Yesterday saw the launch in Canberra of the first report by a body called the “Study of the Economic Impact of Religion on Society” (SEIROS), looking into the general impact of religious belief on the Australian community. The report, prepared by respected economic modellers at Deloitte based on a commissioned survey designed by researchers for SEIROS, can be downloaded here: Donating and volunteering behaviour associated with religiosity.
The press release from SEIROS notes:
The research uses new data from a national survey of over 7,000 Australians and finds:
Individuals who started attending religious services as adults are 1 .7 times more likely to be a volunteer and 1.5 times more likely to make donations (compared to people who have never attended religious services).

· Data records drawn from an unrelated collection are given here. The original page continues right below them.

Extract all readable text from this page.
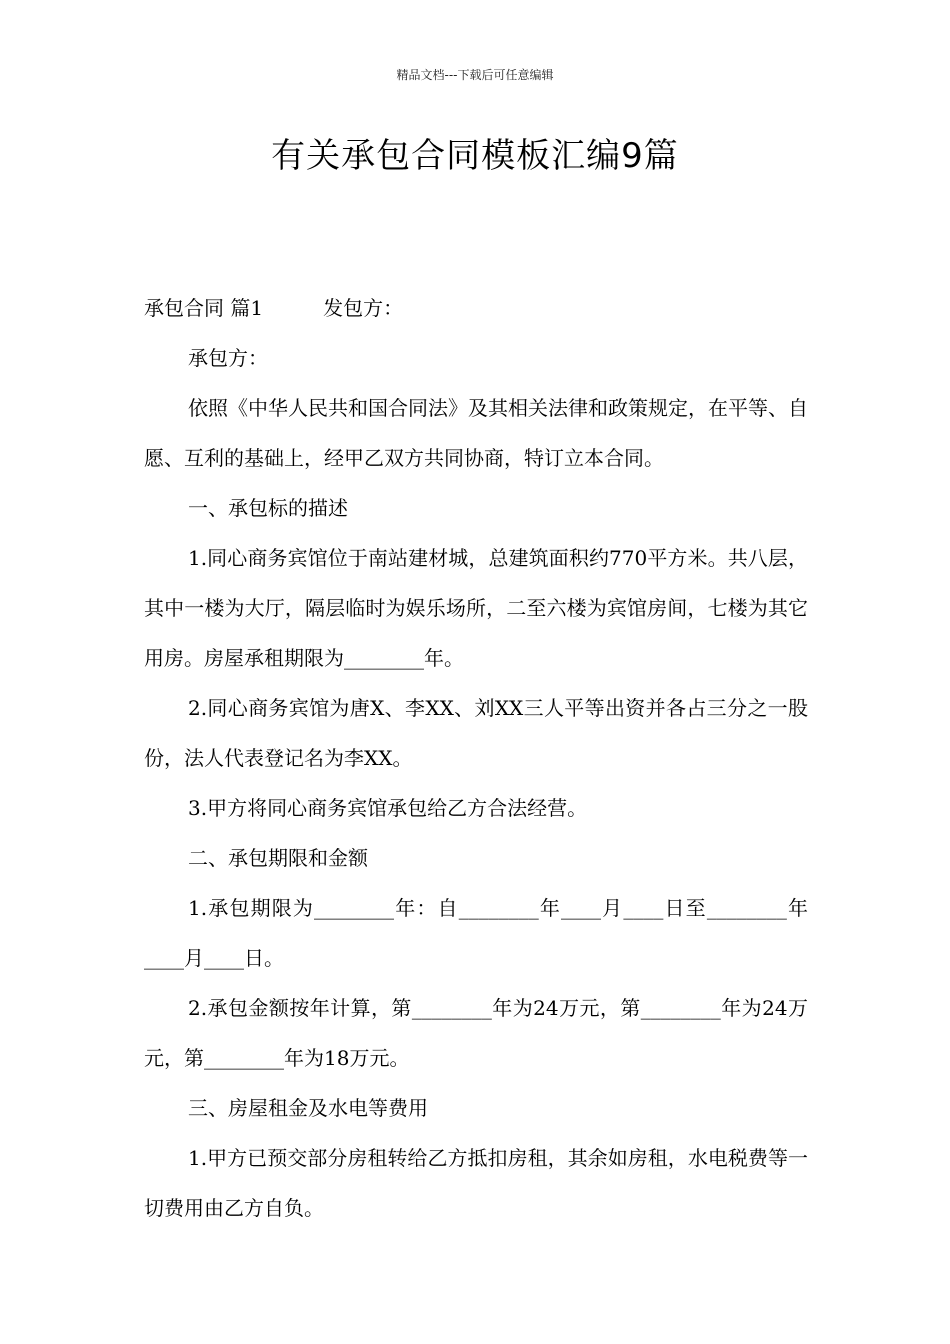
精品文档---下载后可任意编辑
有关承包合同模板汇编9篇

承包合同 篇1	发包方：

承包方：

依照《中华人民共和国合同法》及其相关法律和政策规定，在平等、自愿、互利的基础上，经甲乙双方共同协商，特订立本合同。

一、承包标的描述

1.同心商务宾馆位于南站建材城，总建筑面积约770平方米。共八层，其中一楼为大厅，隔层临时为娱乐场所，二至六楼为宾馆房间，七楼为其它用房。房屋承租期限为________年。

2.同心商务宾馆为唐X、李XX、刘XX三人平等出资并各占三分之一股份，法人代表登记名为李XX。

3.甲方将同心商务宾馆承包给乙方合法经营。

二、承包期限和金额

1.承包期限为________年：自________年____月____日至________年____月____日。

2.承包金额按年计算，第________年为24万元，第________年为24万元，第________年为18万元。

三、房屋租金及水电等费用

1.甲方已预交部分房租转给乙方抵扣房租，其余如房租，水电税费等一切费用由乙方自负。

The additional volunteers and donors associated with religiosity are estimated to give an additional 30.5 million hours of volunteering per year with an economic value of at approximately $339 million to the Australian economy, and additional donations of around $142 million.
The total estimated annual value to the Australian economy of volunteering and giving done by people who start attending religious services as adults is approximately $481 million.
The full press release, with some more information about SEIROS, is available here: SEIROS – Summary of Deloitte findings.
Australia doesn’t support religious freedom just for the economic benefits that religion can bring, but the fact is that religion does on balance amount to a force for good in the community. This research is just a start at exploring this whole area in a rigorous and evidence-based way.
Full disclosure: I am on the board of reference for SEIROS; I know nothing about statistics and economics, but I can assure you that some people who do know these things very well have worked hard on this data!